Change the poacher/gamekeeper mindset. In many organizations, a deep divide exists between central technical and standards functions and the local teams that deliver maintenance activities in the field. This divide often fosters a culture of mutual blame when standards, efficiency, or safety goals are not met. Repairing this disconnect requires the establishment of shared objectives and collective responsibility focused on optimizing standards and practices, combined with a user-centric approach to problem solving that ultimately helps on-the-ground adoption. A further enhancement in this approach can be the inclusion of trusted supply chain expertise, creating high-performing public-private partnerships that deliver repeatable work under shared incentives and targets. Such arrangements lead to better commercial outcomes through improved use of public and private workforces and support long-term thinking, innovation, and investment. Importantly, they help capture the knowledge and best practices developed across the system.

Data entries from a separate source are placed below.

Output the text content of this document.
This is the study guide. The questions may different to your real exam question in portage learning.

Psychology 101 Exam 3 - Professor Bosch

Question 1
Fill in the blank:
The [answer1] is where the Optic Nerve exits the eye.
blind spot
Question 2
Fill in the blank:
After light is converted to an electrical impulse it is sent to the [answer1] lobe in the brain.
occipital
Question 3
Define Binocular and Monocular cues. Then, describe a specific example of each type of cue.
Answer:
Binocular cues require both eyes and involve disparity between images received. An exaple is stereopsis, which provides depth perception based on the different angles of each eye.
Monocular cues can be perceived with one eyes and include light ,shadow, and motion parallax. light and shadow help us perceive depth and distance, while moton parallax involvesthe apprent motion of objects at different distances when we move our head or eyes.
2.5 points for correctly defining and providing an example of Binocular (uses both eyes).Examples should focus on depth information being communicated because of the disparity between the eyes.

Together, these six priorities offer a path to a safer, more efficient, and more resilient rail network.
Figure 2. Six priorities to crack the rail maintenance nut
Conclusion
HOW TO MOVE FORWARD
There is no easy shortcut to making the above priorities happen. Top leadership commitment and management resolve are essential to push through the required shift away from reactive firefighting to strategic management. The essential prerequisites are:
Develop and commit to a long-term vision and strategy to support the progressive push of data-driven approaches, such as condition-based and predictive maintenance, and the use of new technology, automation, and AI tools and solutions. As well as describing the case for change, the strategy must further detail the means to measure performance and progress. It should include supplier incentives and be tested, proven, and fully implemented over a multiyear timeframe with board sponsorship, support, and funding.
Transform the rail operating model (governance, performance management, new shared processes, and incentives) involving central, local, and train operator leadership and ideally including key private sector supply chains. This should ensure aligned objectives and structures, and it should support innovation and relentless focus on resolving challenges and delivering tangible improvements in outcomes. Ideally, this should include bringing together infrastructure owner and train operations teams with shared goals.

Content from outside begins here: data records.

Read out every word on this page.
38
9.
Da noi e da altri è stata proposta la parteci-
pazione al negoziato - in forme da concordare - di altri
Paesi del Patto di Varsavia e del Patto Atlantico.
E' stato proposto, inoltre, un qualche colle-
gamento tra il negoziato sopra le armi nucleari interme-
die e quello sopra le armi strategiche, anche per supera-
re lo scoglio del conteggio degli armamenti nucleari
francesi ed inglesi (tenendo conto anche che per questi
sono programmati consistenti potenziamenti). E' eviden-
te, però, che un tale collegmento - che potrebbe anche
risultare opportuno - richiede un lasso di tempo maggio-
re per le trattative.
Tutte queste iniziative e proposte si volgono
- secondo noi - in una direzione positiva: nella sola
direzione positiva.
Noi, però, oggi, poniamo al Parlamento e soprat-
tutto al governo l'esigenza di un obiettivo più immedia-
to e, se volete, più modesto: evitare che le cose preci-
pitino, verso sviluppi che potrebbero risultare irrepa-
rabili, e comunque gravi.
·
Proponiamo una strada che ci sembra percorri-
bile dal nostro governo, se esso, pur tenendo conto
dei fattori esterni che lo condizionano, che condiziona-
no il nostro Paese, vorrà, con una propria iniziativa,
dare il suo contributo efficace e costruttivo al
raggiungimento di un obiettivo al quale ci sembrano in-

Find new ways of engaging with the workforce to jointly achieve better productivity and modernization, while maintaining safety. Strategic engagement with trade unions may be an important aspect of this (e.g., to agree on how to link productivity and modernization to long-term pay deals).
Plan a program of work that includes focused proof-of-concept phases, leading to wider rollout and ensuring that these maintain the focus, sustained and consistent senior sponsorship, supported by good communication and engagement at all levels.
To crack the nut requires bravery, resilience, and persistence — but the prize is worth the effort.